【書評】
http://sankei.jp.msn.com/life/news/130525/bks13052509220002-n1.htm
『尖閣一触即発 中国の圧力を跳ね返すことが出来るのか』
日本の国運握り生活に直結
本書は尖閣諸島(沖縄県石垣市)で今、一体何が起き、将来、どうなるのか、どうすべきなのかを海洋学者の第一人者と軍事に強いジャーナリストに解説、分析をしていただきました。
ご承知の通り、中国政府による尖閣諸島への対応は日増しにエスカレートしています。中国潜水艦(日本政府は国籍不明としている)が日本接続水域内を潜航したまま通過するなど、その傍若無人ぶりは目に余るものがあります。
そして、中国は統括する船艇3千隻と、日本の海上保安庁をはるかに凌(しの)ぐ巨大な「中国海警局」を創設したのです。これは中国が本気で尖閣諸島を狙っている証しであり、今秋にも中国漁民の尖閣諸島上陸が実行される、と著者の山田吉彦氏は予測しています。
このとき、日本政府はこれまでのような「大人の対応」「事なかれ主義」の姿勢では本当に日本領土を失ってしまいます。
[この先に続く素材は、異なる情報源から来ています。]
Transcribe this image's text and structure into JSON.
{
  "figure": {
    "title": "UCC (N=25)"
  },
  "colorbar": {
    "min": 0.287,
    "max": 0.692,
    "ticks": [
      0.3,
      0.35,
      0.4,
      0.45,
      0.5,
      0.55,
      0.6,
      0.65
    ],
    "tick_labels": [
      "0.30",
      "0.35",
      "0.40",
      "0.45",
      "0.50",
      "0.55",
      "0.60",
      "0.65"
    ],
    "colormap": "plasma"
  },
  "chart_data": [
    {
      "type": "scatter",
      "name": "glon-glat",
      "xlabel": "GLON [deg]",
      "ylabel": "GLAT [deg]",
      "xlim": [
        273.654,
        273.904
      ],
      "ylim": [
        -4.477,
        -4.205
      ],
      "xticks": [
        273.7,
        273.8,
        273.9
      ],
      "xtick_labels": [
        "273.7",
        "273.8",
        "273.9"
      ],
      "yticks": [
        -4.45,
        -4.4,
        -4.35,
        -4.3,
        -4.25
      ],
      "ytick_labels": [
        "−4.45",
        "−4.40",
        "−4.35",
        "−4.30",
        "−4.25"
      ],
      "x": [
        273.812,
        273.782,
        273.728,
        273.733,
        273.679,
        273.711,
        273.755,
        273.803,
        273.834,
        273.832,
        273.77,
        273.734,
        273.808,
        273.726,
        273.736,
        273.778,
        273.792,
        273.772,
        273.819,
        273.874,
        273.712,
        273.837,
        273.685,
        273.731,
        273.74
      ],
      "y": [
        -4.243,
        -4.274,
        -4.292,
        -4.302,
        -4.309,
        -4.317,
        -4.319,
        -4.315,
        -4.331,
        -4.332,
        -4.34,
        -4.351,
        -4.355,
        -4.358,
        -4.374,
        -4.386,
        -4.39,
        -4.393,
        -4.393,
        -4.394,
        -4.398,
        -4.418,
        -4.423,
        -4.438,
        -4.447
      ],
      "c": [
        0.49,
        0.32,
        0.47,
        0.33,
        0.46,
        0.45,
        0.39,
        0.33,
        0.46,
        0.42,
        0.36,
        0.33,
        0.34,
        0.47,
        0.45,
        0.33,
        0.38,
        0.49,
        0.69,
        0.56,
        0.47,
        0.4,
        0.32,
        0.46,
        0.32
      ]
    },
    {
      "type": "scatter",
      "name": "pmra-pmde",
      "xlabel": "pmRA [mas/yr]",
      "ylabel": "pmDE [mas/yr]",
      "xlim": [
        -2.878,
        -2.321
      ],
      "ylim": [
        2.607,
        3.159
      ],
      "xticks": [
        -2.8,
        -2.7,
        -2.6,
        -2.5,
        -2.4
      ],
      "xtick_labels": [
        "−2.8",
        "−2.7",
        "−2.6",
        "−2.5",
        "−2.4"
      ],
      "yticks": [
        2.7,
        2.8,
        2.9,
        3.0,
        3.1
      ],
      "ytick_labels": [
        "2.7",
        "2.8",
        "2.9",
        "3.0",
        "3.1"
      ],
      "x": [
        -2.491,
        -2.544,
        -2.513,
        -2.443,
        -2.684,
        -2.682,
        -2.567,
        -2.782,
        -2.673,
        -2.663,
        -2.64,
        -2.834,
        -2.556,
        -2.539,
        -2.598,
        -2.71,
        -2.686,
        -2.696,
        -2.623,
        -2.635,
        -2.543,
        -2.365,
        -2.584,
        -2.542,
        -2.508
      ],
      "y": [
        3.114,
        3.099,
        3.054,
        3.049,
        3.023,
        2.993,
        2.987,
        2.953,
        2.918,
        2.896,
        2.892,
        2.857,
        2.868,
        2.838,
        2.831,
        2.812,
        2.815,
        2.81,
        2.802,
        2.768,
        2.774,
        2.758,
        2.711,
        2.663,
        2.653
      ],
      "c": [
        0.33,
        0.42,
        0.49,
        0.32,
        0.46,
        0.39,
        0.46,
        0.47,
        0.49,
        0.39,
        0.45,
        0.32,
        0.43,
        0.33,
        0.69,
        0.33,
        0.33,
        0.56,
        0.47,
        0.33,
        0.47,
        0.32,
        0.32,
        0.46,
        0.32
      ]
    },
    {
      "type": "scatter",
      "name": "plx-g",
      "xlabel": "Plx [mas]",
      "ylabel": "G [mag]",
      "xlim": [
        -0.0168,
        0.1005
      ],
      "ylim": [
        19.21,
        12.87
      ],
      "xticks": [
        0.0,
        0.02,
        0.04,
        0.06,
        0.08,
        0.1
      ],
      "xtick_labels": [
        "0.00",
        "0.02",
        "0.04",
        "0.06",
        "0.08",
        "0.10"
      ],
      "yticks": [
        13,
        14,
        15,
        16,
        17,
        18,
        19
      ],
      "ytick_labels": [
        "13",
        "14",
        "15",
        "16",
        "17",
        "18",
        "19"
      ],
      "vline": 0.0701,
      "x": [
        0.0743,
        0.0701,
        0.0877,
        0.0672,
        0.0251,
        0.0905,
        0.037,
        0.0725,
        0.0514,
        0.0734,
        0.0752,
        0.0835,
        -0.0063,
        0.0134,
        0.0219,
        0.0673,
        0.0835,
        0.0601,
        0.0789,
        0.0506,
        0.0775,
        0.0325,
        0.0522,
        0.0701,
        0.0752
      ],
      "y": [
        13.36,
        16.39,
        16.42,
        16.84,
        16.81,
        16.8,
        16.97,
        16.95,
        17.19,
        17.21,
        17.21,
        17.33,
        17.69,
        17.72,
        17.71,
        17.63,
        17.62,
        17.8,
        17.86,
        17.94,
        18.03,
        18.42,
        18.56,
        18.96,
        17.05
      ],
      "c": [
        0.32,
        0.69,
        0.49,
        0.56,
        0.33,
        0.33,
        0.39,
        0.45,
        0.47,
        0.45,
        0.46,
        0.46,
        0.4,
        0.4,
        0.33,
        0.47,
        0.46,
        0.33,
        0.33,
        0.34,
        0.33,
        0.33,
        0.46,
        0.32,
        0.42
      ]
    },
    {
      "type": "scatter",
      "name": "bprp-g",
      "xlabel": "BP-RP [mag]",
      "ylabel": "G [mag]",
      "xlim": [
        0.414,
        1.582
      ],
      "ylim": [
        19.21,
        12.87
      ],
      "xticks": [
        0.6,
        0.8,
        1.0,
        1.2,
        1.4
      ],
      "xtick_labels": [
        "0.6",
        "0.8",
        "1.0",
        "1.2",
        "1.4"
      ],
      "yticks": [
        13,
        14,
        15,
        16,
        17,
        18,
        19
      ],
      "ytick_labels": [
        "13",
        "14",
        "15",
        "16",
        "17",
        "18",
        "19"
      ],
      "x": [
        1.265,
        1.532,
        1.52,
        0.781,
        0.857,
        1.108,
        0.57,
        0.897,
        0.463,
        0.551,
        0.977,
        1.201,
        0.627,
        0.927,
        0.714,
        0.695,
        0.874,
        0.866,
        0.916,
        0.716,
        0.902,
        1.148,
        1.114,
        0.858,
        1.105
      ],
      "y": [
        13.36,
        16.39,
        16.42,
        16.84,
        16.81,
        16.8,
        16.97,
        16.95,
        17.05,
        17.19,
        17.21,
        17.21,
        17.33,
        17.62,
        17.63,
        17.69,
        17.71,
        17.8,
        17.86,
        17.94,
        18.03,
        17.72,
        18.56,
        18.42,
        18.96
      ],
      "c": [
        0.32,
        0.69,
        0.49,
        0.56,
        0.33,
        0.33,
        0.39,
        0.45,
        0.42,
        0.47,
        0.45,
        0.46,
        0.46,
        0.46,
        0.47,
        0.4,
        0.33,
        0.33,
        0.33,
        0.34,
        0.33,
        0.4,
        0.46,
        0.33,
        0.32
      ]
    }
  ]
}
たかが、小さな無人島と思うことなかれ、その存在は日本の国運を握っており、直接日本人一人一人の生活に直結するものだと、著者は指摘しているのです。そして、井上和彦氏に軍事面での問題点を分析していただきました。
政権が交代するなど尖閣諸島を取り巻く情勢が目まぐるしく変化し、それに原稿が追い付いていかず、まとめるのに大苦戦しました。